Это последнее известие особенно больно ударило по сердцу. Взяло сомнение, не напрасно ли я возвращаюсь, есть ли к чему возвращаться? Не распадается ли дух и быт нашей бригады и даже нашей батареи? В таких грустных раздумьях провел я беспокойную ночь в головном отделении нашего парка, а на следующий день на гривастом парковом коньке двинулся к себе на батарею.
По пути к ней я поравнялся со знакомым разведчиком того полка, что участвовал в злополучном деле под Ауцем, где попала в плен наша шестая батарея.
Из разговора с этим разведчиком я узнал, что тот штабной офицер, который был повинен в Альтауцкой катастрофе, вовсе не лишил себя жизни, как о том ходили, скорее всего нарочно пущенные начальством слухи, а был убит солдатами во время предпринятой им попытки отбить у немцев шестую батарею.
Убийство солдатами офицера было, конечно, всегда возможно, но ничем не вызванное признание в этом было год тому назад совершенно немыслимым. Припомнив в связи с этим страшным признанием только что ставшее мне известным секретное сообщение штаба корпуса о срочном снятии с позиций одной из частей в предупреждение ее самовольного ухода, и лазаретные слухи о том, что вражда между артиллерией и пехотой дошла в иных частях до того, что артиллерийские наблюдатели в одиночку в пехотные окопы не посылаются — я воочию увидел перед собою страшную картину уже далеко зашедшего разложения армии.
Через час по прибытии в Шумляны, где стояла наша батарея, встретившая меня, начиная с командира и кончая Семешей, с чисто фронтовой сердечностью, я уже сидел за чаем и рассказывал окружавшим меня тесным кольцом товарищам о Москве, Петербурге, «веяниях в сферах», главным же образом о всевозможных точках зрения на возможный конец войны.
Мнение, что война скорее всего кончится к осени 1918–го года, вызвала бурный протест со стороны командира, Ивана Владимировича. Его, неожиданно длинная для молчаливого солдата, обвинительно–обличительная речь подтвердила и обобщила все печальные догадки о положении фронта.

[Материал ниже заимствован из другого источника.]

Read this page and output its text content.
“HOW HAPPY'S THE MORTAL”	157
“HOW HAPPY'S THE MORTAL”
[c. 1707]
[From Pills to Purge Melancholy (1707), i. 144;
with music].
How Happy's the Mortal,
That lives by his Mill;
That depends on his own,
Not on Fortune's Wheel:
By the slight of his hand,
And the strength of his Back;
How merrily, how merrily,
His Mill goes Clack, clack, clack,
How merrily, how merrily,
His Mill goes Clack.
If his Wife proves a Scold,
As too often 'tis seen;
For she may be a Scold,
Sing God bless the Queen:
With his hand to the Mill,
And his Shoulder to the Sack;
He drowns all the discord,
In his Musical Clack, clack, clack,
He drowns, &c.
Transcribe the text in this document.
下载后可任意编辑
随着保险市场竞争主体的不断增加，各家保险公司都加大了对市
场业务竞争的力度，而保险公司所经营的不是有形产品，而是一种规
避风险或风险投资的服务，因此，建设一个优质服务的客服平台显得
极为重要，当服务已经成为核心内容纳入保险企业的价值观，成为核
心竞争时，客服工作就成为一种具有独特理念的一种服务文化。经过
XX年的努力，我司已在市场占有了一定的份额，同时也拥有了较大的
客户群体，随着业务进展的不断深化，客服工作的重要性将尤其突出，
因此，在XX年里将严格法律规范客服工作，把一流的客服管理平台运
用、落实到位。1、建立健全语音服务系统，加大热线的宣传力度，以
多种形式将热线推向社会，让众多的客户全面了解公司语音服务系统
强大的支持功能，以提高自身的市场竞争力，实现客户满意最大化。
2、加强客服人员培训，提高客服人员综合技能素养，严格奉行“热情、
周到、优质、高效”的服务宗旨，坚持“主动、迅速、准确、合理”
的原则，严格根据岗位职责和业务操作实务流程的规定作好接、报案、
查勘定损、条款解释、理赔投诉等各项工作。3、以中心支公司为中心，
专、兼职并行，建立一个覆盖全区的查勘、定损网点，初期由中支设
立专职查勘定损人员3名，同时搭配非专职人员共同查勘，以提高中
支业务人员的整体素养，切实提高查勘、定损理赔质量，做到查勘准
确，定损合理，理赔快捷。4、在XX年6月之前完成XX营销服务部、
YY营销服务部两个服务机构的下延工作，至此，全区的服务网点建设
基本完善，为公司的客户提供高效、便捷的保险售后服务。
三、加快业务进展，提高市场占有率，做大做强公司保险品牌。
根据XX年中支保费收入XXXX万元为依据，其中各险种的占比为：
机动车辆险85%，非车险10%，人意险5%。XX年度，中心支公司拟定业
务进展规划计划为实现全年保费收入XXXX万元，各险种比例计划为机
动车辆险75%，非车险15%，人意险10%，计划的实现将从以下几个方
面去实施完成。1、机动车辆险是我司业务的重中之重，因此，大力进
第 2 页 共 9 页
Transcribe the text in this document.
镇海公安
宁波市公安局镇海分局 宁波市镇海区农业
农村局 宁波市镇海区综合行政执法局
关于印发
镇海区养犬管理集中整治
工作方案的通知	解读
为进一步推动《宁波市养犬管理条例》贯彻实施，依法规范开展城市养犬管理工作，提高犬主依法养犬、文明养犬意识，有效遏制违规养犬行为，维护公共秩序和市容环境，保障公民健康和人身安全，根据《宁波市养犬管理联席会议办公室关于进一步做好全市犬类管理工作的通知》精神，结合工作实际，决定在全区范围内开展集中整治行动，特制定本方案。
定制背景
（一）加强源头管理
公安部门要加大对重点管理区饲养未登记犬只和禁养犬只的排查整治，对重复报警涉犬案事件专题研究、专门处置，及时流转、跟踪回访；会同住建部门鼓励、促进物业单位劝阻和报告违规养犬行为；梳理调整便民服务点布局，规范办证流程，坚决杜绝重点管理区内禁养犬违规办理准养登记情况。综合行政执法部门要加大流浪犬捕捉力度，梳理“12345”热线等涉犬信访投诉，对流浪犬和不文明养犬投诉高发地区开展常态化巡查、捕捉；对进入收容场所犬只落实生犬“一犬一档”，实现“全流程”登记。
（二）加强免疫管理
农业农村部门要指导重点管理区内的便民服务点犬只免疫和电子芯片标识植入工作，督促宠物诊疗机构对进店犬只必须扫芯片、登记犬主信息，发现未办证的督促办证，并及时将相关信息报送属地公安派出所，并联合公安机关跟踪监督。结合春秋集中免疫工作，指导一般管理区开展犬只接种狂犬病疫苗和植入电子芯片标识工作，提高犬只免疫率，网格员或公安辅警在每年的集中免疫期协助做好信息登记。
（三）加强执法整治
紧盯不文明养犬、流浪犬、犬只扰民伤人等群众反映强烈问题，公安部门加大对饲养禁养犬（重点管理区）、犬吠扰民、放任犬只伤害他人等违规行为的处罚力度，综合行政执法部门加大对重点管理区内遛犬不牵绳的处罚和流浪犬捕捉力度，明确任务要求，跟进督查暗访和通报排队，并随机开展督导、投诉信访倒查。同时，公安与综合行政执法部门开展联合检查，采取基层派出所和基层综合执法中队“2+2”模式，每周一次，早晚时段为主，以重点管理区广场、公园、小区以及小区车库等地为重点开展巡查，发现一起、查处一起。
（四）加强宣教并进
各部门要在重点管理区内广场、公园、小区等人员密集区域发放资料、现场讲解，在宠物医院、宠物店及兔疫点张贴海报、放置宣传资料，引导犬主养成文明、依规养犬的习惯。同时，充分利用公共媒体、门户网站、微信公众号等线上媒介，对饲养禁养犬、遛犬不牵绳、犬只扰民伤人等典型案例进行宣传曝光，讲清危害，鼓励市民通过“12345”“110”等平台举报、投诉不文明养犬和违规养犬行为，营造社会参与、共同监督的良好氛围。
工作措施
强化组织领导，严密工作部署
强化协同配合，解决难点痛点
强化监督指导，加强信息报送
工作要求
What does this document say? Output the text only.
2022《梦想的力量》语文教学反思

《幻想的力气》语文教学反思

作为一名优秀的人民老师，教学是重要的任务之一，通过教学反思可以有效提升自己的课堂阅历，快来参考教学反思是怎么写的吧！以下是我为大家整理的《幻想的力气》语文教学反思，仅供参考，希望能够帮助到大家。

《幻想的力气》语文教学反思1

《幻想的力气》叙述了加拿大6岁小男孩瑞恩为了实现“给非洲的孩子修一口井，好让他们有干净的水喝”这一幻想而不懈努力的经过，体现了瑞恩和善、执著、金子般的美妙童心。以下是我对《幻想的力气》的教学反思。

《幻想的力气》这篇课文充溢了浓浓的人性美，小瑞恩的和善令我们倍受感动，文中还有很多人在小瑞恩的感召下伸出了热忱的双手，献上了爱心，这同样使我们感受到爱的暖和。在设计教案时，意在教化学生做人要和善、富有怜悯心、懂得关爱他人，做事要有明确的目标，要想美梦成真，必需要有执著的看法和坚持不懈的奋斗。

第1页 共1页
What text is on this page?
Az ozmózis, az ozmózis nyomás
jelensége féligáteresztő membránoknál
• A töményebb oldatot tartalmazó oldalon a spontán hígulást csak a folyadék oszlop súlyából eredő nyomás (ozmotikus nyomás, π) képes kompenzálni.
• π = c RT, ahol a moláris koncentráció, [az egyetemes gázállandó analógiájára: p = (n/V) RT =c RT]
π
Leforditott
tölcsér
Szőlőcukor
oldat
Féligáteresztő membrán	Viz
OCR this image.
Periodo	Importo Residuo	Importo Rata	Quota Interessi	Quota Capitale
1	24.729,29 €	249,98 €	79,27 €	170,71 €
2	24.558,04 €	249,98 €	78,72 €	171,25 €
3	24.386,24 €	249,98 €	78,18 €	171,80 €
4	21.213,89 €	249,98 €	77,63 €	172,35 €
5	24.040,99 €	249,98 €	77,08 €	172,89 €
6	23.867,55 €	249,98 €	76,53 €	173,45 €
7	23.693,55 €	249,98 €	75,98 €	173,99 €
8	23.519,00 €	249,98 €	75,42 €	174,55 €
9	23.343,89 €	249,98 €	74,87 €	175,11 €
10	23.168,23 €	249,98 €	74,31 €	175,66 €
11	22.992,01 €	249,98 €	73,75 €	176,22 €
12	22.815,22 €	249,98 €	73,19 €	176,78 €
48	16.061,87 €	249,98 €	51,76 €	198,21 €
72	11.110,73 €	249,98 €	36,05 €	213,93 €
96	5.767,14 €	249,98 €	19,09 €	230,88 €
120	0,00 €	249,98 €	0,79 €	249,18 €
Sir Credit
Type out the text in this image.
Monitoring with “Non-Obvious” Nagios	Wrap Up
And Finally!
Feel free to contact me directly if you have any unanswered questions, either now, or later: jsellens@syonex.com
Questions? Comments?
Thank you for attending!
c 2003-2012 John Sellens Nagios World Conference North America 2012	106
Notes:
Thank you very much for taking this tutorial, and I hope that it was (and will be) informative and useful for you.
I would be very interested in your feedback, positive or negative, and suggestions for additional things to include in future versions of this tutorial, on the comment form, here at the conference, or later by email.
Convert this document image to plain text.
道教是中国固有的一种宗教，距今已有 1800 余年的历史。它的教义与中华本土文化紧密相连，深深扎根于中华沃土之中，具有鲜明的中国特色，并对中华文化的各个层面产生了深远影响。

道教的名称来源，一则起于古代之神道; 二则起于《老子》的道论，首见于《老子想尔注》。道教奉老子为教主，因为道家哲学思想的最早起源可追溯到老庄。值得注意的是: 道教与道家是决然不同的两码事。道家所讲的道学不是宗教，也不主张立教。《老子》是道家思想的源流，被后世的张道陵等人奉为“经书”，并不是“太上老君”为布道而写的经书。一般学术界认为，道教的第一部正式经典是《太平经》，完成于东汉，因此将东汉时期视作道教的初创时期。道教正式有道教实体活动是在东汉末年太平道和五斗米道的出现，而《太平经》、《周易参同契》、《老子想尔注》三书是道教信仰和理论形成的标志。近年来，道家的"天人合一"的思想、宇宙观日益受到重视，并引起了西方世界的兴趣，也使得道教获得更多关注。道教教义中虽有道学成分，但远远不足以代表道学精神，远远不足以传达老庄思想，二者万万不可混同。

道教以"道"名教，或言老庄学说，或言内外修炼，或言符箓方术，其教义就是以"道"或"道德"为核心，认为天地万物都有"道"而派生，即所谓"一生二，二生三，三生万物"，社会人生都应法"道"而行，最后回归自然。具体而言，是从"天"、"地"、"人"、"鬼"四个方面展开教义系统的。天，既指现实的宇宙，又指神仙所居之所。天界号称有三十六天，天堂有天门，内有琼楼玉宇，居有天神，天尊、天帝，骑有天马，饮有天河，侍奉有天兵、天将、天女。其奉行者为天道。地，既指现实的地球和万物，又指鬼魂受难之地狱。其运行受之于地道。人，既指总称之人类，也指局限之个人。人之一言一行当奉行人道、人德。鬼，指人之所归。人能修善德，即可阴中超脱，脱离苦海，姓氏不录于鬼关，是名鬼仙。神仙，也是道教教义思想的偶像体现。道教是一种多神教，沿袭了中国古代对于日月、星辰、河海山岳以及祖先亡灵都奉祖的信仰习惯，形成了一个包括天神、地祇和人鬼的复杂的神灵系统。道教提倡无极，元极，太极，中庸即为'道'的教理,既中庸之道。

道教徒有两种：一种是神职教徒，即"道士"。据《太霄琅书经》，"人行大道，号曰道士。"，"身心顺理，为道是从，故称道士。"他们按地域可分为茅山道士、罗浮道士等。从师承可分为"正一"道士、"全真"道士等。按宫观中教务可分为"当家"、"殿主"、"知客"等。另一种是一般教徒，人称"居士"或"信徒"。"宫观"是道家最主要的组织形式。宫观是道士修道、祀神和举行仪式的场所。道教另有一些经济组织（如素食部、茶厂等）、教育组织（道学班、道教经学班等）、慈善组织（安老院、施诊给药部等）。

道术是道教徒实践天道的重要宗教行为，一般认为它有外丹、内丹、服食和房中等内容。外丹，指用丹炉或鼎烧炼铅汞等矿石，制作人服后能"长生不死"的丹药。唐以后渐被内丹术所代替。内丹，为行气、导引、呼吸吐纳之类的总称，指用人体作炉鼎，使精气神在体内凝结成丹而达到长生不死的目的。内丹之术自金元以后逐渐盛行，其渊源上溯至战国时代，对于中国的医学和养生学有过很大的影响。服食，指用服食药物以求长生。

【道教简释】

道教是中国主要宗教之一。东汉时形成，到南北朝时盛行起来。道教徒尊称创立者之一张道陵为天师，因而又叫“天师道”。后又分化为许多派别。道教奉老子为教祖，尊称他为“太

— Воевать еще два года, — вбивал Иван Владимирович гвоздь за гвоздем в гроб русской армии, — абсурд, так как мы уже давно не воюем. Штабы не воюют: они приказывают вниз и доносят вверх, втирают очки и стяжают чины. Я воюю, но меньше с немцами, чем с начальством, потому что начальник дивизии пехотный самодур, а командир бригады махровая шляпа. Разве не глупо требование, чтобы наблюдательный пункт представлял в штаб по десять схем в день, когда этими схемами ни один чёрт не интересуется, кроме штабных денщиков, которые их крутят на цыгарки. Пехоты у нас нет. Пополнение с каждым разом все хуже и хуже. Шестинедельной выпечки прапоры никуда не годятся. Как офицеры, они безграмотны, как юнцы, у которых молоко на губах не обсохло, они не авторитетны для солдат. Они могут героически гибнуть, но они не могут разумно воевать.